Submitted by Anonymous at: April 14, 2011
Not too scientific, but then having had animals for 40 and reading up on their care including dealing with UTIs I found this enlightening. Not helpful in that there is no "home remedy" but does indicate why the vets need urine sample to determine what type of UTI or stone is the problem. Learning E.coli is to blame is frightening as it is indeed become dog resistant, further proof running to the doc or vet for "something-anything" isn't a good idea.
Submitted by Darlene at: April 14, 2011
I agree - it was too scientific for me also. My vet has also told me that I should be feeding my 8 yr. old female Peaches and 1 1/2 yr. old male, Fredo, wet food but I can't get them to eat it. How do you do it? I have tried all different kinds and maybe I'm just not letting them get hungry enough but if they go a couple days not eating much of the wet, I end up throwing it out and giving them dry. I am just afraid they won't get enough nutrition.
Submitted by Shari Silk at: April 13, 2011
The cure for UTIs is a species appropriate diet. There is no way a dog or cat can compensate for the lack of moisture in dry food. Cats in particular are not designed to gulp huge quantities of water; in nature they get almost all from the prey they eat. Cats are also not equipped to deal with grains, and the food manufacturing process is what creates a lot of bad bacteria.
Submitted by Jessica at: April 13, 2011
My 7 year old MALE cat "Kitten" suffers from this. We had our ONLY big scare when he was 3 years old. One evening after we got home from work, we found him crying in pain. We rushed him to the ER and $2,000 later, they removed his blockage. 4 years later, we haven't had any problems. What's our success? We immediately got him OFF dry food. (It's hard especially since he begs for it) He gets one or two as a treat, but that's it! He ONLY eats orangic brand wet food (Blue Buffalo/Avoderm). And to that I ADD MORE WATER. I also check his bladder daily by applying slight pressure. If he flinches, I give him what I lovingly call, "Water Down The Throat". It sounds terrible, but he tolerates it.

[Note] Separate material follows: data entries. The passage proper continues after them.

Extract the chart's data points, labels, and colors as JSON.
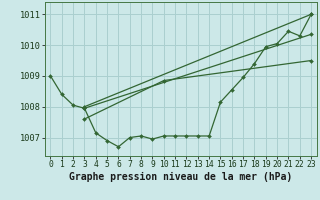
{
  "background_color": "#cce8e8",
  "grid_color": "#aacfcf",
  "line_color": "#336633",
  "marker_color": "#336633",
  "title": "Graphe pression niveau de la mer (hPa)",
  "title_fontsize": 7.0,
  "tick_fontsize": 5.8,
  "ytick_fontsize": 6.2,
  "xlim": [
    -0.5,
    23.5
  ],
  "ylim": [
    1006.4,
    1011.4
  ],
  "yticks": [
    1007,
    1008,
    1009,
    1010,
    1011
  ],
  "xticks": [
    0,
    1,
    2,
    3,
    4,
    5,
    6,
    7,
    8,
    9,
    10,
    11,
    12,
    13,
    14,
    15,
    16,
    17,
    18,
    19,
    20,
    21,
    22,
    23
  ],
  "series1_x": [
    0,
    1,
    2,
    3,
    4,
    5,
    6,
    7,
    8,
    9,
    10,
    11,
    12,
    13,
    14,
    15,
    16,
    17,
    18,
    19,
    20,
    21,
    22,
    23
  ],
  "series1_y": [
    1009.0,
    1008.4,
    1008.05,
    1007.95,
    1007.15,
    1006.9,
    1006.7,
    1007.0,
    1007.05,
    1006.95,
    1007.05,
    1007.05,
    1007.05,
    1007.05,
    1007.05,
    1008.15,
    1008.55,
    1008.95,
    1009.4,
    1009.95,
    1010.05,
    1010.45,
    1010.3,
    1011.0
  ],
  "series2_x": [
    3,
    23
  ],
  "series2_y": [
    1008.0,
    1011.0
  ],
  "series3_x": [
    3,
    23
  ],
  "series3_y": [
    1007.95,
    1010.35
  ],
  "series4_x": [
    3,
    10,
    23
  ],
  "series4_y": [
    1007.6,
    1008.85,
    1009.5
  ]
}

Pick up a medicine dropper from your local pharmacy. I got mine for free. I fill up 3 droppers full of water. I hold him and squirt the water into the corner of his mouth. It's usally a lot of water, so I burp him like a little child after. My husband thinks I'm a nut, but Kitten loves it! LOL!!! I wish this article spoke more about specific diet and not get all scientific.